Human Proteome Variation — Rasmussen Group
The Rasmussen group focus on proteome and genome variation, coding variation and deep learning for integration of genomics, proteomics and clinical data.
The Rasmussen Group focus on computational analysis of human proteome variation. Currently proteome variation is primarily studied using genome and exome sequencing data, from which impact on protein structures and functionality can be investigated. The group aims at building infrastructure around human proteome variation as genome graph representations that will be used to store and analyse thousands to millions of human genomes.
Here an important challenge is to translate individual genome variation to functional proteome variation and the group works towards this by studying differential prediction of protein features such as secondary structure, cleavage events and post translational modifications. Additionally, this allows population-based fractional breakdowns on versions of the same protein as well as correlations between the main versions of different proteins in the same individual.

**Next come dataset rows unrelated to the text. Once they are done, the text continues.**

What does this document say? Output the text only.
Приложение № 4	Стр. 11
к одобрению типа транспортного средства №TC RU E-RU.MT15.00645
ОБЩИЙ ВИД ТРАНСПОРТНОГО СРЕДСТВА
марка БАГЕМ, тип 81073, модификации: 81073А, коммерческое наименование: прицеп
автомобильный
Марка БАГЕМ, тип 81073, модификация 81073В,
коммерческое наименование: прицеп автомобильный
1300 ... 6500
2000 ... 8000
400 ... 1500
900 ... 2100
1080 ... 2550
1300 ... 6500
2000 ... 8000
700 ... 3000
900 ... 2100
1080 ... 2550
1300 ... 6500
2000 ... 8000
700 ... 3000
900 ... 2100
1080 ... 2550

Second, the group focus on using deep learning for data integration and interpretation. The group aims at applying large scale deep learning to increase understanding of human diseases and use this to pave the way for more precise diagnostics, prevention and new treatment strategies. Here, we develop computational approaches for investigating the human microbiome and human diseases, and in particular to integrate massive genomics, metabolomics, proteomics, registry, wearable, speech and clinical data.
Finally, the group has a long standing interest in studying the evolution of human pathogens. Here, we analyze ancient DNA to identify proteome variation through time. This enables us to identify important protein changes in the evolution of deadly human pathogens from non-pathogenic ancestors.
Using population wide genome sequencing we have been involved in analysis of data from thousands of human genomes including the Danish pan genome, large world wide datasets and ancient genomes. Additionally, the group has discovered a previously unknown pandemic of plague in the Stone and Bronze Age shaping the genome of the modern European population and detailing the proteome evolutionary history of plague. Finally, within deep learning we have developed the first application of unsupervised deep learning within metagenomics and analysis of the human gut microbiome. Here, our method has improved binning of microbial genomes by up to 800%.